For Immediate Release ö Wednesday, June 20, 2001

BC Supreme Court grants temporary injunction to halt logging to save Spotted Owls

Vancouver, BC - Justice Anderson of the Supreme Court of British Columbia granted WCWC an injunction to halt Cattermole Timber from logging a cut block in Siwash Creek in the Chilliwack Forest District where a female Spotted Owl is known to reside.

The injunction, which expires at 4 PM on Monday, June 25, will temporarily protect the habitat in order to give WCWC lawyers from the Sierra Legal Defense Fund the opportunity to argue the case in court.

Beginning at 10 am next Monday, WCWC will be back in court asking that the injunction be extended until the court has time at a later date to weigh the full merits of the case.

In order to get the injunction, WCWC had to agree to an undertaking that it (WCWC) would be liable for damages to Cattermole Timber, the company holding the cutting permit.
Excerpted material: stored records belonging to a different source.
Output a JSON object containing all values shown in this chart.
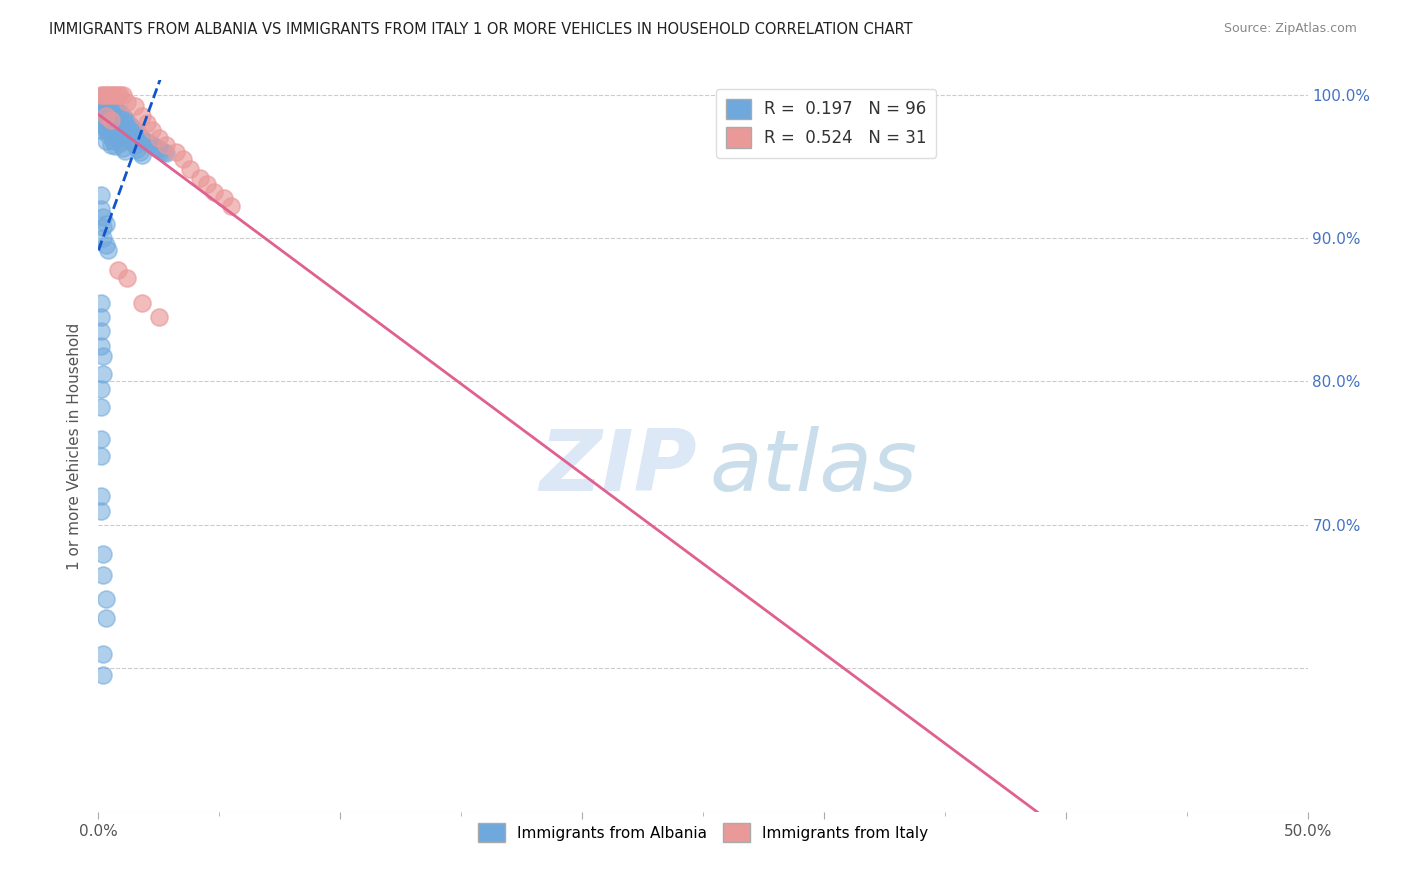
{
  "title": "IMMIGRANTS FROM ALBANIA VS IMMIGRANTS FROM ITALY 1 OR MORE VEHICLES IN HOUSEHOLD CORRELATION CHART",
  "source": "Source: ZipAtlas.com",
  "ylabel": "1 or more Vehicles in Household",
  "xlim": [
    0.0,
    0.5
  ],
  "ylim": [
    0.5,
    1.01
  ],
  "albania_color": "#6fa8dc",
  "albania_edge": "#6fa8dc",
  "italy_color": "#ea9999",
  "italy_edge": "#ea9999",
  "trendline_albania_color": "#1155cc",
  "trendline_italy_color": "#e06090",
  "R_albania": 0.197,
  "N_albania": 96,
  "R_italy": 0.524,
  "N_italy": 31,
  "legend_label_albania": "Immigrants from Albania",
  "legend_label_italy": "Immigrants from Italy",
  "watermark_zip": "ZIP",
  "watermark_atlas": "atlas",
  "right_ytick_positions": [
    1.0,
    0.9,
    0.8,
    0.7
  ],
  "right_ytick_labels": [
    "100.0%",
    "90.0%",
    "80.0%",
    "70.0%"
  ],
  "grid_color": "#cccccc",
  "title_color": "#222222",
  "source_color": "#888888",
  "right_tick_color": "#4472c4",
  "albania_x": [
    0.001,
    0.001,
    0.001,
    0.001,
    0.001,
    0.001,
    0.001,
    0.002,
    0.002,
    0.002,
    0.002,
    0.002,
    0.003,
    0.003,
    0.003,
    0.003,
    0.003,
    0.004,
    0.004,
    0.004,
    0.004,
    0.005,
    0.005,
    0.005,
    0.005,
    0.005,
    0.006,
    0.006,
    0.006,
    0.006,
    0.007,
    0.007,
    0.007,
    0.007,
    0.008,
    0.008,
    0.008,
    0.009,
    0.009,
    0.009,
    0.01,
    0.01,
    0.01,
    0.011,
    0.011,
    0.011,
    0.012,
    0.012,
    0.013,
    0.013,
    0.014,
    0.014,
    0.015,
    0.015,
    0.016,
    0.016,
    0.017,
    0.017,
    0.018,
    0.018,
    0.019,
    0.02,
    0.021,
    0.022,
    0.023,
    0.024,
    0.025,
    0.026,
    0.027,
    0.028,
    0.001,
    0.001,
    0.002,
    0.002,
    0.002,
    0.003,
    0.003,
    0.004,
    0.001,
    0.001,
    0.001,
    0.001,
    0.002,
    0.002,
    0.001,
    0.001,
    0.001,
    0.001,
    0.001,
    0.001,
    0.002,
    0.002,
    0.003,
    0.003,
    0.002,
    0.002
  ],
  "albania_y": [
    0.998,
    0.995,
    0.992,
    0.988,
    0.985,
    0.98,
    0.975,
    0.998,
    0.993,
    0.988,
    0.983,
    0.978,
    0.997,
    0.992,
    0.987,
    0.975,
    0.968,
    0.995,
    0.989,
    0.982,
    0.972,
    0.994,
    0.988,
    0.984,
    0.976,
    0.965,
    0.993,
    0.986,
    0.978,
    0.968,
    0.991,
    0.984,
    0.975,
    0.964,
    0.989,
    0.981,
    0.97,
    0.987,
    0.978,
    0.966,
    0.985,
    0.976,
    0.963,
    0.983,
    0.974,
    0.961,
    0.981,
    0.972,
    0.979,
    0.969,
    0.977,
    0.967,
    0.975,
    0.965,
    0.973,
    0.962,
    0.971,
    0.96,
    0.969,
    0.958,
    0.968,
    0.967,
    0.966,
    0.965,
    0.964,
    0.963,
    0.962,
    0.961,
    0.96,
    0.959,
    0.93,
    0.92,
    0.915,
    0.908,
    0.9,
    0.91,
    0.895,
    0.892,
    0.855,
    0.845,
    0.835,
    0.825,
    0.818,
    0.805,
    0.795,
    0.782,
    0.76,
    0.748,
    0.72,
    0.71,
    0.68,
    0.665,
    0.648,
    0.635,
    0.61,
    0.595
  ],
  "italy_x": [
    0.001,
    0.002,
    0.003,
    0.004,
    0.005,
    0.006,
    0.007,
    0.008,
    0.009,
    0.01,
    0.012,
    0.015,
    0.018,
    0.02,
    0.022,
    0.025,
    0.028,
    0.032,
    0.035,
    0.038,
    0.042,
    0.045,
    0.048,
    0.052,
    0.055,
    0.003,
    0.005,
    0.008,
    0.012,
    0.018,
    0.025
  ],
  "italy_y": [
    1.0,
    1.0,
    1.0,
    1.0,
    1.0,
    1.0,
    1.0,
    1.0,
    1.0,
    1.0,
    0.995,
    0.992,
    0.985,
    0.98,
    0.975,
    0.97,
    0.965,
    0.96,
    0.955,
    0.948,
    0.942,
    0.938,
    0.932,
    0.928,
    0.922,
    0.985,
    0.982,
    0.878,
    0.872,
    0.855,
    0.845
  ]
}
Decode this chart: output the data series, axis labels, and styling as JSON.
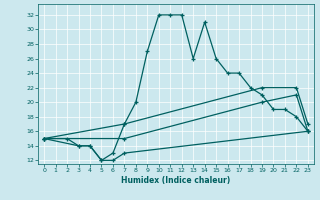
{
  "xlabel": "Humidex (Indice chaleur)",
  "bg_color": "#cce8ee",
  "line_color": "#006060",
  "grid_color": "#ffffff",
  "xlim": [
    -0.5,
    23.5
  ],
  "ylim": [
    11.5,
    33.5
  ],
  "yticks": [
    12,
    14,
    16,
    18,
    20,
    22,
    24,
    26,
    28,
    30,
    32
  ],
  "xticks": [
    0,
    1,
    2,
    3,
    4,
    5,
    6,
    7,
    8,
    9,
    10,
    11,
    12,
    13,
    14,
    15,
    16,
    17,
    18,
    19,
    20,
    21,
    22,
    23
  ],
  "s1_x": [
    0,
    2,
    3,
    4,
    5,
    6,
    7,
    8,
    9,
    10,
    11,
    12,
    13,
    14,
    15,
    16,
    17,
    18,
    19,
    20,
    21,
    22,
    23
  ],
  "s1_y": [
    15,
    15,
    14,
    14,
    12,
    13,
    17,
    20,
    27,
    32,
    32,
    32,
    26,
    31,
    26,
    24,
    24,
    22,
    21,
    19,
    19,
    18,
    16
  ],
  "s2_x": [
    0,
    3,
    4,
    5,
    6,
    7,
    23
  ],
  "s2_y": [
    15,
    14,
    14,
    12,
    12,
    13,
    16
  ],
  "s3_x": [
    0,
    7,
    19,
    22,
    23
  ],
  "s3_y": [
    15,
    15,
    20,
    21,
    16
  ],
  "s4_x": [
    0,
    7,
    19,
    22,
    23
  ],
  "s4_y": [
    15,
    17,
    22,
    22,
    17
  ]
}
If WCWC's application for a judicial review of the District Forest Manager's decision to grant the cutting permit in the critical Spotted Owl habitat ultimately fails, it could cost the society thousands of dollars.

It also came out in court that Cattermole is anxious to drop the timber in the cut block under dispute and yard it out in order to meet an export permit deadline of July 31, 2001.

The Attorney General's lawyers, representing the Chilliwack District Forest Manager did not take a position one way or another on whether or not the court should grant the temporary injunction.

"We have been warned that our injunction could cost us a lot of money. But someone has to stand up to defend the owls and the threatened ecosystem they inhabit. That's our job," stated Western Canada Wilderness Committee Director Joe Foy.

The Wilderness Committee has had a long history of defending the owls including taking the province's Chief Forester to court in 1995 in a failed attempt to get the allowable annual timber cut lowered in order to save enough Spotted Owl Habitat for this species to survive.

Neither Canada nor BC have a law to protect endangered species and species at risk. The Spotted Owls have been in rapid decline in BC with only 22 pairs of these beautiful birds now remaining in Canada.